Senior barristers have demanded the Legal Aid Board immediately reverse a decision that would impact on family law cases, including the possibility of adding to already lengthy waiting lists.
The Legal Aid Board announced it would restrict, to priority matters only, referrals to the family law panel of the Private Practitioner District Court Panel, describing it as a temporary measure until the end of the year in an effort to control the budget.
The Council of the Bar of Ireland said the move would very negatively impact those most in need of assistance and its chairman Paul McGarry SC said the decision needed to be immediately reversed.
“The most vulnerable members of our society depend on the services of the Legal Aid Board for family law matters and, for that reason this unilateral decision to cut referrals to the family law panel of the Private Practitioner District Court Panel is alarming in the extreme,” Mr McGarry said.
“The Private Practitioner District Court Panel is designed to complement the service provided by Law Centres and with the Law Centres already stretched, this decision will lead to unacceptable delays for those seeking assistance with the most sensitive of family law matters and could potentially have very serious consequences.”
Child law solicitor Gareth Noble had already tweeted that family law lists were likely to lengthen as a result of the move, and senior Family Law practitioner Seán OhUallacháin SC said: “Delays in dealing with access, guardianship and custody matters raise serious child protection concerns and could potentially impinge on parental and child constitutional rights.”

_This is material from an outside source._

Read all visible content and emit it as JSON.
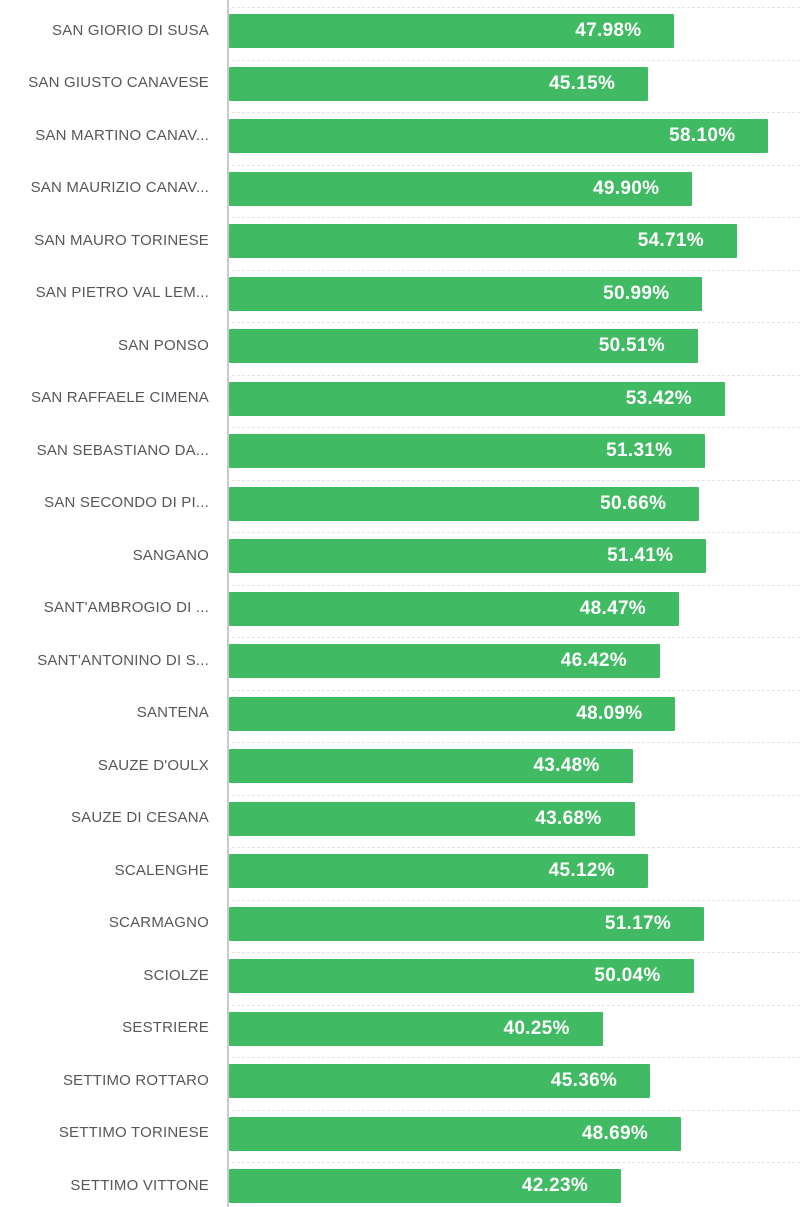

The Children’s Rights Alliance said the Legal Aid Board currently refers about 500 cases a month to a panel of private solicitors for advice and representation in family law matters including access, custody, guardianship and maintenance. Under the proposals from the Board only priority cases would be referred, meaning families will now have to go to Legal Aid Board centres to get legal advice and representation.
The Alliance’s CEO, Tanya Ward called for the decision to be reversed, claiming it would inevitably increase waiting times and delay families getting access to legal advice. Ms Ward said families must have an income under €18,000 to qualify for legal aid, and if the decision is implemented “children will suffer”.
The Board said the measure “will remain under active review”, with those involved in maintenance, access, guardianship and custody cases to apply and receive services from a law centre. A spokesman said: “It is acknowledged that this is likely to give rise to a level of delay as virtually all law centres are unable to provide services on demand and operate a waiting list system.”
Cases involving domestic violence or maintenance enforcement are unaffected by the measure and the spokesman said: “The Board is working to see if there are other solutions or savings that it can achieve that will enable it to lift the restrictions as soon as possible.”